The Court noted that the same benefit had been granted to Maker's Mark Bourbon for a theme park and would certainly not be required to hire people who did not know anything about making bourbon, even if they were taxpayers.

In this case, Kentucky agreed to give a corporation building a tourist attraction the same benefits it gave to any other job-creating, tax-paying tourist attraction that was being built in Kentucky. The corporation, relying on that agreement, bought land and incurred other costs. In fact, Indiana and Ohio also wanted the attraction, but Kentucky agreed to give the benefits to the corporation to entice them to build in Kentucky. See, e.g., nn 3, 20, 25, 28, and 37.

Ultimately, they were building a theme park, complete with shops, restaurants, and attractions that would bring tourists to the Commonwealth. They were not building a church. What finally convinced the Court was the fact that the Commonwealth was with-holding a neutral benefit based solely on the content of the theme of the Park.

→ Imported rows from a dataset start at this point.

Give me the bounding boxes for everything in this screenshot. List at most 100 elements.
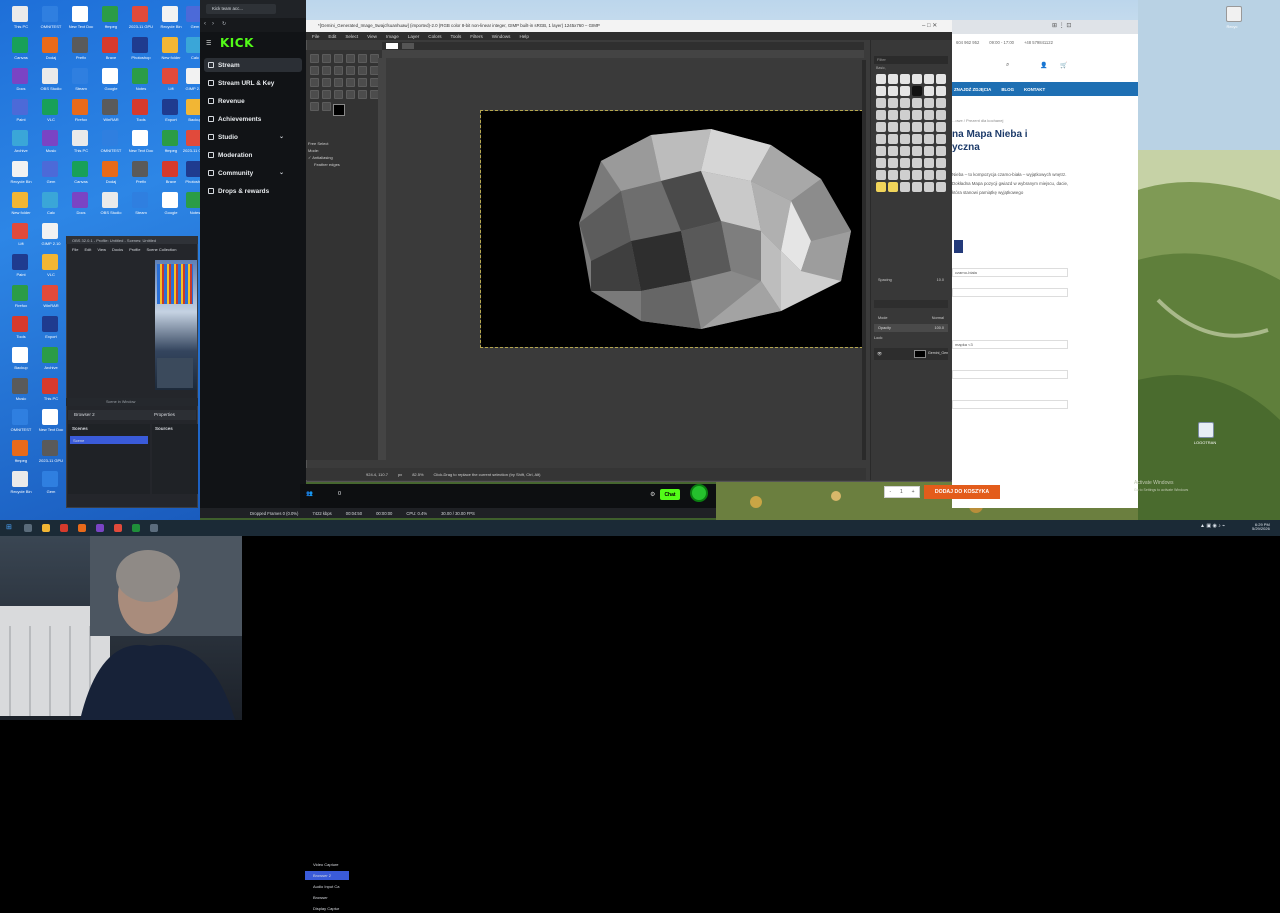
desktop-app-icon[interactable] [132, 99, 148, 115]
brush-preset[interactable] [888, 170, 898, 180]
properties-button[interactable]: Properties [154, 412, 175, 417]
desktop-app-icon[interactable] [42, 130, 58, 146]
obs-menu-item[interactable]: Profile [129, 247, 140, 252]
desktop-app-icon[interactable] [72, 161, 88, 177]
gimp-tool-icon[interactable] [322, 102, 331, 111]
desktop-app-icon[interactable] [72, 37, 88, 53]
desktop-app-icon[interactable] [102, 161, 118, 177]
brush-preset[interactable] [912, 110, 922, 120]
desktop-app-icon[interactable] [102, 130, 118, 146]
desktop-app-icon[interactable] [162, 6, 178, 22]
brush-preset[interactable] [912, 170, 922, 180]
obs-source-item[interactable]: Browser [305, 893, 349, 902]
desktop-app-icon[interactable] [42, 409, 58, 425]
gimp-tool-icon[interactable] [346, 66, 355, 75]
desktop-app-icon[interactable] [132, 37, 148, 53]
desktop-app-icon[interactable] [42, 471, 58, 487]
cart-icon[interactable]: 🛒 [1060, 62, 1067, 69]
gimp-tool-icon[interactable] [310, 102, 319, 111]
desktop-app-icon[interactable] [12, 192, 28, 208]
brush-preset[interactable] [936, 98, 946, 108]
taskbar-app-icon[interactable] [132, 524, 140, 532]
taskbar-app-icon[interactable] [150, 524, 158, 532]
desktop-app-icon[interactable] [42, 99, 58, 115]
desktop-app-icon[interactable] [42, 223, 58, 239]
desktop-app-icon[interactable] [12, 37, 28, 53]
window-controls[interactable]: – □ ✕ [922, 22, 937, 29]
brush-filter-input[interactable]: Filter [874, 56, 948, 64]
obs-menu-item[interactable]: File [72, 247, 78, 252]
desktop-app-icon[interactable] [12, 254, 28, 270]
layer-opacity[interactable]: Opacity 100.0 [874, 324, 948, 332]
desktop-app-icon[interactable] [102, 192, 118, 208]
vertical-scrollbar[interactable] [862, 60, 866, 460]
gimp-menu-item[interactable]: Windows [492, 34, 511, 39]
desktop-app-icon[interactable] [162, 192, 178, 208]
brush-preset[interactable] [888, 134, 898, 144]
gimp-menu-item[interactable]: Tools [451, 34, 462, 39]
image-tab-thumbnail[interactable] [386, 43, 398, 49]
brush-preset[interactable] [888, 182, 898, 192]
brush-preset[interactable] [888, 86, 898, 96]
text-field-3[interactable] [952, 400, 1068, 409]
gimp-tool-icon[interactable] [358, 54, 367, 63]
gimp-tool-icon[interactable] [334, 66, 343, 75]
desktop-app-icon[interactable] [132, 68, 148, 84]
quantity-stepper[interactable]: - 1 + [884, 486, 920, 498]
desktop-app-icon[interactable] [12, 285, 28, 301]
kick-nav-item[interactable]: Studio ⌄ [204, 130, 302, 144]
text-field-2[interactable] [952, 370, 1068, 379]
desktop-app-icon[interactable] [162, 68, 178, 84]
gimp-menu-item[interactable]: Help [519, 34, 528, 39]
reload-icon[interactable]: ↻ [222, 21, 226, 27]
layer-visibility-eye-icon[interactable]: 👁 [877, 351, 882, 356]
obs-menu-item[interactable]: View [97, 247, 106, 252]
desktop-app-icon[interactable] [72, 130, 88, 146]
gimp-tool-icon[interactable] [310, 66, 319, 75]
layer-lock[interactable]: Lock: [874, 336, 883, 340]
gimp-menu-item[interactable]: Colors [428, 34, 441, 39]
scene-item-selected[interactable]: Scene [70, 436, 148, 444]
gimp-tool-icon[interactable] [358, 90, 367, 99]
brush-preset[interactable] [936, 74, 946, 84]
desktop-app-icon[interactable] [12, 440, 28, 456]
gimp-tool-icon[interactable] [346, 90, 355, 99]
desktop-app-icon[interactable] [12, 99, 28, 115]
obs-source-item[interactable]: Browser 2 [305, 871, 349, 880]
kick-nav-item[interactable]: Achievements [204, 112, 302, 126]
kick-tab-title[interactable]: Kick team acc... [212, 6, 243, 11]
brush-preset[interactable] [876, 182, 886, 192]
gimp-tool-icon[interactable] [358, 78, 367, 87]
brush-preset[interactable] [924, 122, 934, 132]
brush-preset[interactable] [900, 170, 910, 180]
obs-menu-item[interactable]: Docks [112, 247, 123, 252]
obs-source-item[interactable]: Audio Input Ca [305, 882, 349, 891]
desktop-app-icon[interactable] [12, 316, 28, 332]
desktop-app-icon[interactable] [102, 68, 118, 84]
kick-address-bar[interactable]: ‹ › ↻ [200, 18, 306, 32]
brush-preset[interactable] [924, 170, 934, 180]
taskbar-app-icon[interactable] [60, 524, 68, 532]
gimp-menu-item[interactable]: Edit [328, 34, 336, 39]
obs-source-item[interactable]: Display Captur [305, 904, 349, 913]
option-select-2[interactable] [952, 288, 1068, 297]
gimp-menu-item[interactable]: Image [386, 34, 399, 39]
brush-preset[interactable] [924, 134, 934, 144]
brush-preset[interactable] [888, 158, 898, 168]
kick-nav-item[interactable]: Stream [204, 58, 302, 72]
search-icon[interactable]: ⌕ [1006, 62, 1009, 69]
personal-text-field[interactable]: mapka <3 [952, 340, 1068, 349]
desktop-app-icon[interactable] [12, 378, 28, 394]
unit-select[interactable]: px [398, 472, 402, 477]
desktop-app-icon[interactable] [42, 347, 58, 363]
settings-gear-icon[interactable]: ⚙ [650, 491, 655, 498]
taskbar-app-icon[interactable] [78, 524, 86, 532]
brush-preset[interactable] [912, 158, 922, 168]
desktop-app-icon[interactable] [162, 161, 178, 177]
zoom-level[interactable]: 82.5% [412, 472, 423, 477]
desktop-app-icon[interactable] [102, 37, 118, 53]
nav-prefix[interactable]: ZNAJDŹ ZDJĘCIA [954, 87, 991, 92]
desktop-app-icon[interactable] [162, 37, 178, 53]
desktop-app-icon[interactable] [12, 223, 28, 239]
desktop-app-icon[interactable] [42, 192, 58, 208]
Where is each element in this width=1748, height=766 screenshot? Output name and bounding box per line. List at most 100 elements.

That is such an obvious—to use a legal term of art—Constitutional no-no that the Court had no choice but to rule against the Commonwealth.

Gruntled said...

That is helpful detail, Mac.

Do you know if the Ark Park is a for-profit business?

Mac said...

Hard to tell from the reported decision, but from the tenor of the decision, I believe it is. The Court specifically determined that it was not a "church". Based on the Court's reasoning, I'm not sure that profit v. non-profit would have been germane. The Commonwealth conceded that it was seen to be a tourist draw, with the attendant benefit to the community and the Commonwealth. As a result, it had to be treated like any other qualifying tourism business.